India's revised civil aviation policy has led to charges of protectionism after it failed to set an investment limit for foreign airlines and airports in Indian carriers. The strategy is being viewed as another setback for Singapore Airlines' planned joint venture with Tata Industries, which remains on hold in the face of continued resistance from the aviation ministry.

The new investment policy sets a 40 per cent cap on stakes held by investors other than airlines and airports, while any airline owned and substantially controlled by an Indian national will have the right of entry to the Indian market. Non-resident Indians can invest up to 100 per cent.

Tata Group director Sujit Gupta has reacted to the continued but isolated opposition from the civil aviation minister, C M Ibrahim, by suggesting that SIA could be dropped as a partner in order to secure clearance. Ibrahim continues to oppose the Tata-SIA linkup in the face of support for the venture from the industry minister Murasoli Maran.

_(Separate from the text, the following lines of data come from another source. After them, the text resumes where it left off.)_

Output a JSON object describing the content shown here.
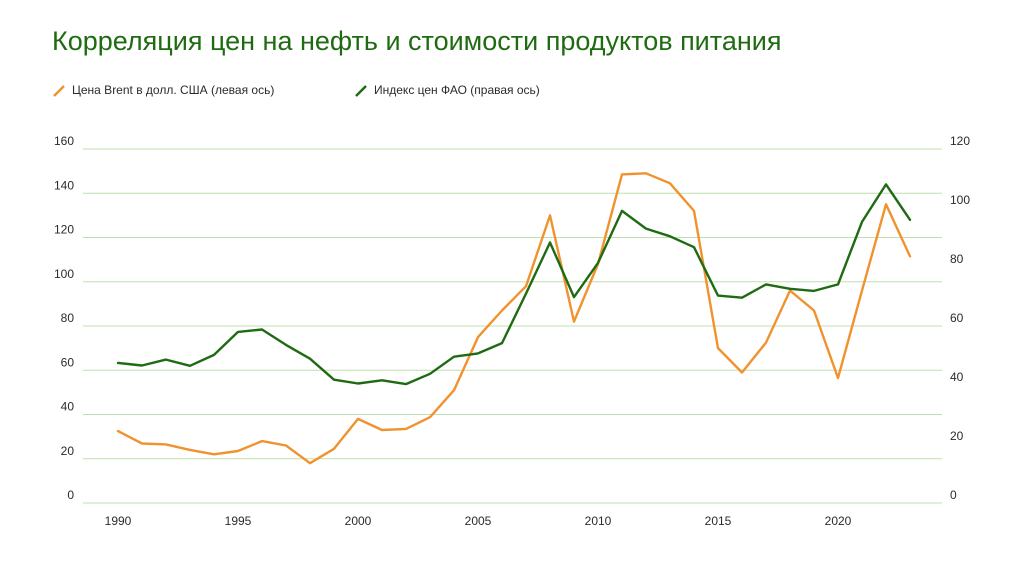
{
  "chart_data": {
    "type": "line",
    "title": "Корреляция цен на нефть и стоимости продуктов питания",
    "x": [
      1990,
      1991,
      1992,
      1993,
      1994,
      1995,
      1996,
      1997,
      1998,
      1999,
      2000,
      2001,
      2002,
      2003,
      2004,
      2005,
      2006,
      2007,
      2008,
      2009,
      2010,
      2011,
      2012,
      2013,
      2014,
      2015,
      2016,
      2017,
      2018,
      2019,
      2020,
      2021,
      2022,
      2023
    ],
    "x_ticks": [
      "1990",
      "1995",
      "2000",
      "2005",
      "2010",
      "2015",
      "2020"
    ],
    "y_left_ticks": [
      "0",
      "20",
      "40",
      "60",
      "80",
      "100",
      "120",
      "140",
      "160"
    ],
    "y_right_ticks": [
      "0",
      "20",
      "40",
      "60",
      "80",
      "100",
      "120"
    ],
    "ylim_left": [
      0,
      160
    ],
    "ylim_right": [
      0,
      120
    ],
    "grid": true,
    "legend_position": "top-left",
    "series": [
      {
        "name": "Цена Brent в долл. США (левая ось)",
        "axis": "left",
        "color": "#f0922e",
        "values": [
          32.5,
          26.9,
          26.5,
          24.0,
          22.0,
          23.5,
          28.0,
          26.0,
          18.0,
          24.5,
          38.0,
          33.0,
          33.5,
          38.8,
          51.0,
          75.0,
          87.0,
          98.0,
          130.0,
          82.0,
          108.0,
          148.5,
          149.0,
          144.5,
          132.0,
          70.0,
          59.0,
          72.5,
          96.0,
          87.0,
          56.5,
          96.0,
          135.0,
          111.5
        ]
      },
      {
        "name": "Индекс цен ФАО (правая ось)",
        "axis": "right",
        "color": "#1f6b12",
        "values": [
          47.5,
          46.6,
          48.6,
          46.5,
          50.2,
          58.0,
          58.8,
          53.6,
          48.9,
          41.8,
          40.5,
          41.6,
          40.3,
          43.8,
          49.6,
          50.7,
          54.2,
          71.0,
          88.3,
          69.8,
          81.4,
          99.0,
          93.0,
          90.4,
          86.7,
          70.3,
          69.6,
          74.1,
          72.6,
          71.9,
          74.1,
          95.3,
          108.0,
          96.0
        ]
      }
    ]
  }
}
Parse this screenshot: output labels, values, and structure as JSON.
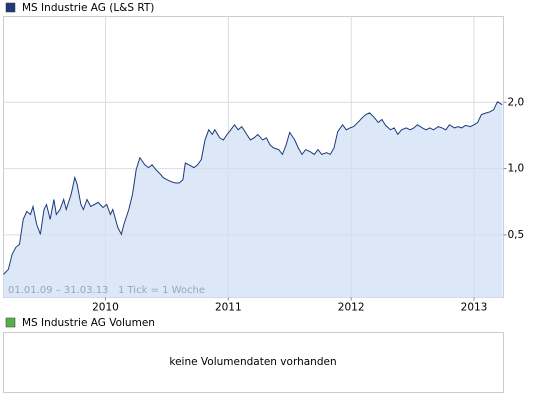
{
  "chart_data": {
    "type": "area",
    "log_scale": true,
    "grid": true,
    "series": [
      {
        "name": "MS Industrie AG (L&S RT)",
        "color": "#1d3b78",
        "area_color": "#dce8f8",
        "x": [
          2009.17,
          2009.21,
          2009.24,
          2009.27,
          2009.3,
          2009.33,
          2009.36,
          2009.39,
          2009.41,
          2009.44,
          2009.47,
          2009.5,
          2009.52,
          2009.55,
          2009.58,
          2009.6,
          2009.63,
          2009.66,
          2009.68,
          2009.72,
          2009.75,
          2009.77,
          2009.8,
          2009.82,
          2009.85,
          2009.88,
          2009.91,
          2009.94,
          2009.98,
          2010.01,
          2010.04,
          2010.06,
          2010.1,
          2010.13,
          2010.15,
          2010.19,
          2010.22,
          2010.25,
          2010.28,
          2010.32,
          2010.35,
          2010.38,
          2010.41,
          2010.45,
          2010.47,
          2010.5,
          2010.54,
          2010.57,
          2010.6,
          2010.63,
          2010.65,
          2010.68,
          2010.72,
          2010.75,
          2010.78,
          2010.81,
          2010.84,
          2010.87,
          2010.89,
          2010.93,
          2010.96,
          2010.99,
          2011.02,
          2011.05,
          2011.08,
          2011.11,
          2011.15,
          2011.18,
          2011.21,
          2011.24,
          2011.28,
          2011.31,
          2011.34,
          2011.37,
          2011.41,
          2011.44,
          2011.47,
          2011.5,
          2011.54,
          2011.57,
          2011.6,
          2011.63,
          2011.67,
          2011.7,
          2011.73,
          2011.76,
          2011.8,
          2011.83,
          2011.86,
          2011.89,
          2011.93,
          2011.96,
          2011.99,
          2012.02,
          2012.06,
          2012.09,
          2012.12,
          2012.15,
          2012.19,
          2012.22,
          2012.25,
          2012.28,
          2012.32,
          2012.35,
          2012.38,
          2012.41,
          2012.45,
          2012.48,
          2012.51,
          2012.54,
          2012.58,
          2012.61,
          2012.64,
          2012.67,
          2012.71,
          2012.74,
          2012.77,
          2012.8,
          2012.84,
          2012.87,
          2012.9,
          2012.93,
          2012.97,
          2013.0,
          2013.03,
          2013.06,
          2013.1,
          2013.13,
          2013.16,
          2013.19,
          2013.23
        ],
        "values": [
          0.331,
          0.349,
          0.408,
          0.439,
          0.453,
          0.588,
          0.639,
          0.619,
          0.673,
          0.558,
          0.503,
          0.652,
          0.687,
          0.588,
          0.724,
          0.619,
          0.652,
          0.724,
          0.652,
          0.763,
          0.911,
          0.846,
          0.687,
          0.652,
          0.724,
          0.673,
          0.687,
          0.702,
          0.666,
          0.687,
          0.619,
          0.652,
          0.541,
          0.503,
          0.558,
          0.652,
          0.763,
          0.99,
          1.12,
          1.04,
          1.01,
          1.04,
          0.99,
          0.94,
          0.91,
          0.89,
          0.87,
          0.86,
          0.86,
          0.89,
          1.06,
          1.04,
          1.01,
          1.04,
          1.1,
          1.35,
          1.5,
          1.43,
          1.5,
          1.38,
          1.35,
          1.43,
          1.5,
          1.58,
          1.5,
          1.55,
          1.43,
          1.35,
          1.38,
          1.43,
          1.35,
          1.38,
          1.28,
          1.24,
          1.22,
          1.16,
          1.28,
          1.46,
          1.35,
          1.24,
          1.16,
          1.22,
          1.19,
          1.16,
          1.22,
          1.16,
          1.18,
          1.16,
          1.24,
          1.47,
          1.58,
          1.5,
          1.53,
          1.55,
          1.63,
          1.7,
          1.76,
          1.79,
          1.7,
          1.62,
          1.67,
          1.57,
          1.5,
          1.53,
          1.43,
          1.5,
          1.53,
          1.5,
          1.53,
          1.58,
          1.53,
          1.5,
          1.53,
          1.5,
          1.55,
          1.53,
          1.5,
          1.58,
          1.53,
          1.55,
          1.53,
          1.57,
          1.55,
          1.58,
          1.62,
          1.76,
          1.79,
          1.81,
          1.85,
          2.01,
          1.95
        ]
      }
    ],
    "xlim": [
      2009.17,
      2013.24
    ],
    "xticks": [
      2010,
      2011,
      2012,
      2013
    ],
    "ylim": [
      0.26,
      4.9
    ],
    "yticks": [
      {
        "value": 0.5,
        "label": "0,5"
      },
      {
        "value": 1,
        "label": "1,0"
      },
      {
        "value": 2,
        "label": "2,0"
      }
    ],
    "annotation": "01.01.09 – 31.03.13   1 Tick = 1 Woche"
  },
  "volume_panel": {
    "legend": "MS Industrie AG Volumen",
    "legend_color": "#55b24a",
    "message": "keine Volumendaten vorhanden"
  }
}
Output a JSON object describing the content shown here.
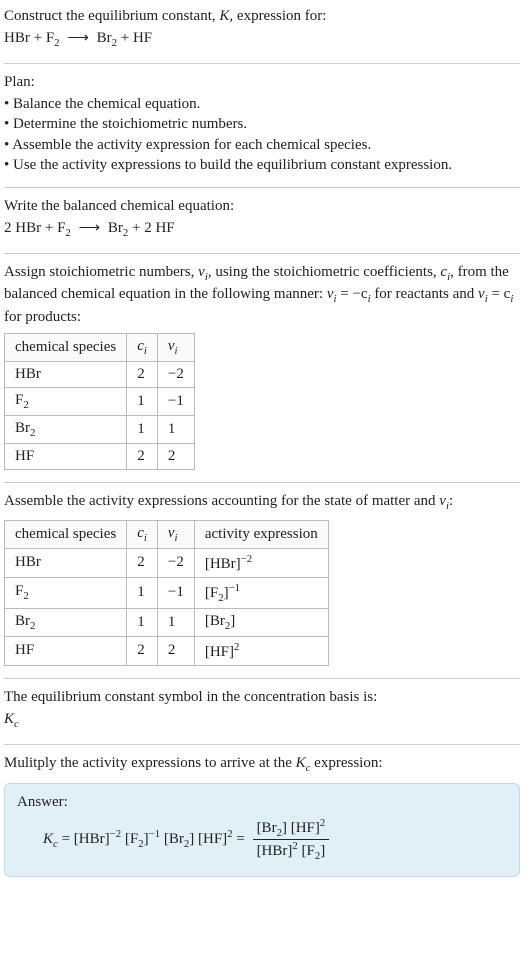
{
  "intro": {
    "line1_pre": "Construct the equilibrium constant, ",
    "line1_K": "K",
    "line1_post": ", expression for:",
    "equation_lhs_1": "HBr",
    "equation_lhs_2": "F",
    "equation_lhs_2_sub": "2",
    "equation_rhs_1": "Br",
    "equation_rhs_1_sub": "2",
    "equation_rhs_2": "HF"
  },
  "plan": {
    "heading": "Plan:",
    "items": [
      "Balance the chemical equation.",
      "Determine the stoichiometric numbers.",
      "Assemble the activity expression for each chemical species.",
      "Use the activity expressions to build the equilibrium constant expression."
    ]
  },
  "balanced": {
    "heading": "Write the balanced chemical equation:",
    "c1": "2 HBr",
    "c2": "F",
    "c2_sub": "2",
    "c3": "Br",
    "c3_sub": "2",
    "c4": "2 HF"
  },
  "assign": {
    "text_pre": "Assign stoichiometric numbers, ",
    "v": "ν",
    "vi_sub": "i",
    "text_mid1": ", using the stoichiometric coefficients, ",
    "c": "c",
    "ci_sub": "i",
    "text_mid2": ", from the balanced chemical equation in the following manner: ",
    "rel1": "ν",
    "rel1_sub": "i",
    "rel1_eq": " = −c",
    "rel1_c_sub": "i",
    "rel1_post": " for reactants and ",
    "rel2": "ν",
    "rel2_sub": "i",
    "rel2_eq": " = c",
    "rel2_c_sub": "i",
    "rel2_post": " for products:"
  },
  "table1": {
    "headers": {
      "species": "chemical species"
    },
    "rows": [
      {
        "species": "HBr",
        "species_sub": "",
        "ci": "2",
        "vi": "−2"
      },
      {
        "species": "F",
        "species_sub": "2",
        "ci": "1",
        "vi": "−1"
      },
      {
        "species": "Br",
        "species_sub": "2",
        "ci": "1",
        "vi": "1"
      },
      {
        "species": "HF",
        "species_sub": "",
        "ci": "2",
        "vi": "2"
      }
    ]
  },
  "assemble": {
    "text_pre": "Assemble the activity expressions accounting for the state of matter and ",
    "v": "ν",
    "v_sub": "i",
    "text_post": ":"
  },
  "table2": {
    "headers": {
      "species": "chemical species",
      "activity": "activity expression"
    },
    "rows": [
      {
        "species": "HBr",
        "species_sub": "",
        "ci": "2",
        "vi": "−2",
        "act_base": "[HBr]",
        "act_exp": "−2"
      },
      {
        "species": "F",
        "species_sub": "2",
        "ci": "1",
        "vi": "−1",
        "act_base": "[F",
        "act_base_sub": "2",
        "act_base_close": "]",
        "act_exp": "−1"
      },
      {
        "species": "Br",
        "species_sub": "2",
        "ci": "1",
        "vi": "1",
        "act_base": "[Br",
        "act_base_sub": "2",
        "act_base_close": "]",
        "act_exp": ""
      },
      {
        "species": "HF",
        "species_sub": "",
        "ci": "2",
        "vi": "2",
        "act_base": "[HF]",
        "act_exp": "2"
      }
    ]
  },
  "kc_basis": {
    "line1": "The equilibrium constant symbol in the concentration basis is:",
    "K": "K",
    "sub": "c"
  },
  "multiply": {
    "text_pre": "Mulitply the activity expressions to arrive at the ",
    "K": "K",
    "sub": "c",
    "text_post": " expression:"
  },
  "answer": {
    "title": "Answer:",
    "lhs_K": "K",
    "lhs_sub": "c",
    "eq": " = ",
    "term1_base": "[HBr]",
    "term1_exp": "−2",
    "term2_base_pre": "[F",
    "term2_base_sub": "2",
    "term2_base_post": "]",
    "term2_exp": "−1",
    "term3_base_pre": "[Br",
    "term3_base_sub": "2",
    "term3_base_post": "]",
    "term4_base": "[HF]",
    "term4_exp": "2",
    "eq2": " = ",
    "num_t1_pre": "[Br",
    "num_t1_sub": "2",
    "num_t1_post": "]",
    "num_t2_base": "[HF]",
    "num_t2_exp": "2",
    "den_t1_base": "[HBr]",
    "den_t1_exp": "2",
    "den_t2_pre": "[F",
    "den_t2_sub": "2",
    "den_t2_post": "]"
  },
  "style": {
    "arrow_glyph": "⟶"
  }
}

The powerful finance ministry has also publicly stated that it is not opposed in principle to the introduction of foreign airline investment.

Ibrahim maintains the Tata-SIA project will damage both Indian Airlines and incumbent private operators alike. But ironically the new aviation policy does little to encourage the independent airline sector, which has already witnessed the closure of East West and Modiluft, while NEPC is facing financial problems.

The minimum fleet size for scheduled airlines has been raised from three to five aircraft but restrictions on the size and type of aircraft have been lifted.